By Dr. John Sullivan, globally renowned strategist in the field of human resources and talent management
Most job seekers rely exclusively on job boards and their resume to get them a position. Unfortunately, using this conservative approach, there is upward of a 90% chance that your resume will never be seen by a hiring manager. If you have been frustrated with the job search results that you've been getting, now might be the ideal time to put together a bolder and more aggressive campaign. Rather than relying on your resume, the approach that I recommend focuses on getting your name, your ideas and your work in front of hiring managers and their team.
Bold approaches for getting your name noticed by hiring managers
If you're having difficulty getting your resume read by hiring decision makers, consider shifting to a new approach that utilizes your work and your ideas to get their attention.
· Internet visibility in your functional area - hiring managers continually look on the Internet for knowledge or best practices. As a result, it is critical that they see your name when they are doing their periodic Google searches. That means that you need to periodically measure your visibility and then write or comment more often in order to increase that visibility. An elevated Klout score above 50 may also be an indication of your visibility.
· Send them your solutions – every hiring manager is constantly seeking solutions to their major problems. So sending them and their team members your best solution in summary form (with a link to your more detailed solution) is an effective approach. Sending them your forecast of the near future in their industry/function may also be powerful. Sending your solution to the CEO or COO is a longshot, but it might get you a referral to the functional manager.
· Show your work on slideshare – put together a slide set covering a major problem that is currently faced by the hiring manager and post it on slideshare.com. Make sure you pretest it to ensure that it is powerful and that it fits the firm's problem.
· Show your work using an instructional video on YouTube – put together a 5 min. or less advanced instructional video in a hot problem area and post it on YouTube. An interview with a team member may also be effective. Putting pictures of your designs and work on Pinterest type sites may also be effective. In this case your work, your presentation skills and your ideas may sell you better than your resume.
· Comment on their work – utilize a Google alert to identify when someone on the hiring manager’s team posts their work, problems or ideas on the Internet. Respond with praise and eventually use criticism and suggestions to show them how they can do it significantly better. Make your comments available to them through e-mail, blog comments, snail mail or include your comments in letters to the editor.
· Comment on their product – if their product is accessible, first comment on its positive aspects and eventually be critical and show them how it can be significantly improved. If you are diverse, mentioning your diverse perspective may also help get you noticed.
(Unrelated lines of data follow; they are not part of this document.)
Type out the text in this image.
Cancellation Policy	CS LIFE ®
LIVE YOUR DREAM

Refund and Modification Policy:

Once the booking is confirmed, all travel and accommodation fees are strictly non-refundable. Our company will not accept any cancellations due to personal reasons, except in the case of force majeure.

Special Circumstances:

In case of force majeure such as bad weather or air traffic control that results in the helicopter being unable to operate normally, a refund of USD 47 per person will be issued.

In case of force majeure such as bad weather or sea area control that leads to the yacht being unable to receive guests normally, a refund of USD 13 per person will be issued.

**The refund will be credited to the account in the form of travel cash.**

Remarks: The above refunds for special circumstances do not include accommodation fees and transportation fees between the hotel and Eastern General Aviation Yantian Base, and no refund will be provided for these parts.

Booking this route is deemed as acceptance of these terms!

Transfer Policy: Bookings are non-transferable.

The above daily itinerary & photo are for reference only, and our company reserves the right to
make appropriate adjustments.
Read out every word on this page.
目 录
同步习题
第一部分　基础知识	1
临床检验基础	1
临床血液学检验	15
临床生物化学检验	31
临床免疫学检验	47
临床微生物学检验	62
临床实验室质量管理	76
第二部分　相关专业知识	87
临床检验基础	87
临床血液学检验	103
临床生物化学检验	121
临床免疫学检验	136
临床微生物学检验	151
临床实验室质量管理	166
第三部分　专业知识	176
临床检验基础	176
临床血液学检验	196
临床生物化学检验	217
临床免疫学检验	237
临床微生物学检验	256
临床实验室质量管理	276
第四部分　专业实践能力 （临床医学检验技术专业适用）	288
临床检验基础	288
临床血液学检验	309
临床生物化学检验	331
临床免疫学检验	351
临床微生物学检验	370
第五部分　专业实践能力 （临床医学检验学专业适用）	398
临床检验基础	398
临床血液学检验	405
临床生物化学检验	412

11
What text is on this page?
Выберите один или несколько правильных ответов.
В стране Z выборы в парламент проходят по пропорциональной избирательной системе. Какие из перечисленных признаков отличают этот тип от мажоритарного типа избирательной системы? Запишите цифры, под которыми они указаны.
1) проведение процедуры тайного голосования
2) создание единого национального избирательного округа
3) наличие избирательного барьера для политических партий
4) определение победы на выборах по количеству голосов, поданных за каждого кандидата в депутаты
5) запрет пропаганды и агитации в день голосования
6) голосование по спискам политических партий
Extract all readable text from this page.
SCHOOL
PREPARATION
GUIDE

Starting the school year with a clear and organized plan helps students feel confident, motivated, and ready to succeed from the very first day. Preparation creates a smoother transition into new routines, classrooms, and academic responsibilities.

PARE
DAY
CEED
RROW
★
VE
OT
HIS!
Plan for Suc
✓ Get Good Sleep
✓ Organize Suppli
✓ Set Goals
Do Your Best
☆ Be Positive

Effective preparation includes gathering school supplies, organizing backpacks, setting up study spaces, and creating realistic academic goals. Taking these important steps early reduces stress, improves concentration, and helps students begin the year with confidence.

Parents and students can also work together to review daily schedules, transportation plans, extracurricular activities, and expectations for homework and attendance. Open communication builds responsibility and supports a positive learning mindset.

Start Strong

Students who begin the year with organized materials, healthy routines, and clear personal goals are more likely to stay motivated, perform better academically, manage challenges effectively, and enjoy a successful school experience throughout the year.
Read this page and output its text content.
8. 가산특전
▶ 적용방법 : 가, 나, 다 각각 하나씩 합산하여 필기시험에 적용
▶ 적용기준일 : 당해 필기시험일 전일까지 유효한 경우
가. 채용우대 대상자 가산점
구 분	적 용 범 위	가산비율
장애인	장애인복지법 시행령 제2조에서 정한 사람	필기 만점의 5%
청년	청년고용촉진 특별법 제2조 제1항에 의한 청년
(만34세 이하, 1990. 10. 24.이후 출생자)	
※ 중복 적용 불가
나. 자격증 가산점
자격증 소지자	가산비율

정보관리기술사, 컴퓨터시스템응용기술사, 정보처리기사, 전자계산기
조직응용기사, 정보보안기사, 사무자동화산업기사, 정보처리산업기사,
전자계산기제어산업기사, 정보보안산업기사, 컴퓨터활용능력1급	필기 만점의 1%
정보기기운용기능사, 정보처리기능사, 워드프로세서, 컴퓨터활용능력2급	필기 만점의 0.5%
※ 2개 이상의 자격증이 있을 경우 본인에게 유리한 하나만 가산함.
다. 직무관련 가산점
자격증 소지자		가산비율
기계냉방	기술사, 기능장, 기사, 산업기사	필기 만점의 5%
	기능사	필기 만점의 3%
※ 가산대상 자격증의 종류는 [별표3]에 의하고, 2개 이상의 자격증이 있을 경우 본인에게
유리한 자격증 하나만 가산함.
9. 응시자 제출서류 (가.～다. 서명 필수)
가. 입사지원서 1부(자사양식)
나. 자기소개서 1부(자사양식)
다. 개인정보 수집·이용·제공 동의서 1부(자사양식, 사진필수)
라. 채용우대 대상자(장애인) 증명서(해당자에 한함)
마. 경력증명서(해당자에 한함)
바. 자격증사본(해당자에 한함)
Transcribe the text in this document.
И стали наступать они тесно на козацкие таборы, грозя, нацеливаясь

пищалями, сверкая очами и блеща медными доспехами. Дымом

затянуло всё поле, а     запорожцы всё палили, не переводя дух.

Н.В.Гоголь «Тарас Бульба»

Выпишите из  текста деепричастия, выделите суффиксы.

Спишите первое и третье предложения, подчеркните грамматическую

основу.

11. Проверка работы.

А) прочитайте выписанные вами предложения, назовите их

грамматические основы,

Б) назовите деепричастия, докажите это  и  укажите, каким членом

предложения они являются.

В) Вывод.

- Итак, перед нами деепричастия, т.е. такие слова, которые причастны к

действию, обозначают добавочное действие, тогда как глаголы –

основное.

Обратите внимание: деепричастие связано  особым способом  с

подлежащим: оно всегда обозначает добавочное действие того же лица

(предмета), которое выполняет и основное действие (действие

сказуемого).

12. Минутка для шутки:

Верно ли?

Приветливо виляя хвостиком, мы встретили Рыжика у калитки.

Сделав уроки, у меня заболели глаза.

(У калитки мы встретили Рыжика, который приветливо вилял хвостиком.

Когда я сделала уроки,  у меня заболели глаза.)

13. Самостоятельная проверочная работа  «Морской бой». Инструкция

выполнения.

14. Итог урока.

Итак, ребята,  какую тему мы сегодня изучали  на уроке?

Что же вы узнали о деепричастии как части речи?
· Answer questions - answering tough questions on Quora.com, Focus.com or LinkedIn will certainly get you noticed. Posting tough questions in the area where they are having problems may also be effective.
· Write a blog – a blog is an effective way of demonstrating in some detail what you know and what you can do. Write a technical blog in your subject area and include discussions of common problems and your solutions. Contact members of the hiring team and interview them for your blog. If hiring managers connect to your blog with an RSS feed, your name will more likely come up when hiring is discussed.
· Connect through LinkedIn – asking an individual to connect with you on LinkedIn, Facebook or Twitter will probably cause them to look up your profile on LinkedIn. Even if they say no, that request may get your name in front of them. Having a friend introduce you to a member of the hiring manager’s team on LinkedIn can also be powerful.
· Speak at events – speaking or serving on a panel covering technical topics at a local or national professional event may be a good start toward a hiring conversation.
· Send the hiring manager a message – sending the hiring manager a direct message that either asks a technical question, asks for a referral to an expert or that provides them with competitor’s best practice information can help to get you noticed. Do not mention a job in this message.
If you were an artist and someone asked you… “What would be a more effective selling approach, having a potential buyer read your resume or having them view your artwork?” Well almost everyone would choose having them view their actual work. So, if your current job search approach isn't working, it only makes sense to try something that is bolder and more aggressive. The approaches provided here are powerful because they put your work and your ideas in front of hiring managers. But this strategy has an added benefit because by merely using bold methods, you send an additional message (by your actions) that you are bold and that you act “outside the box”, traits that every manager wants.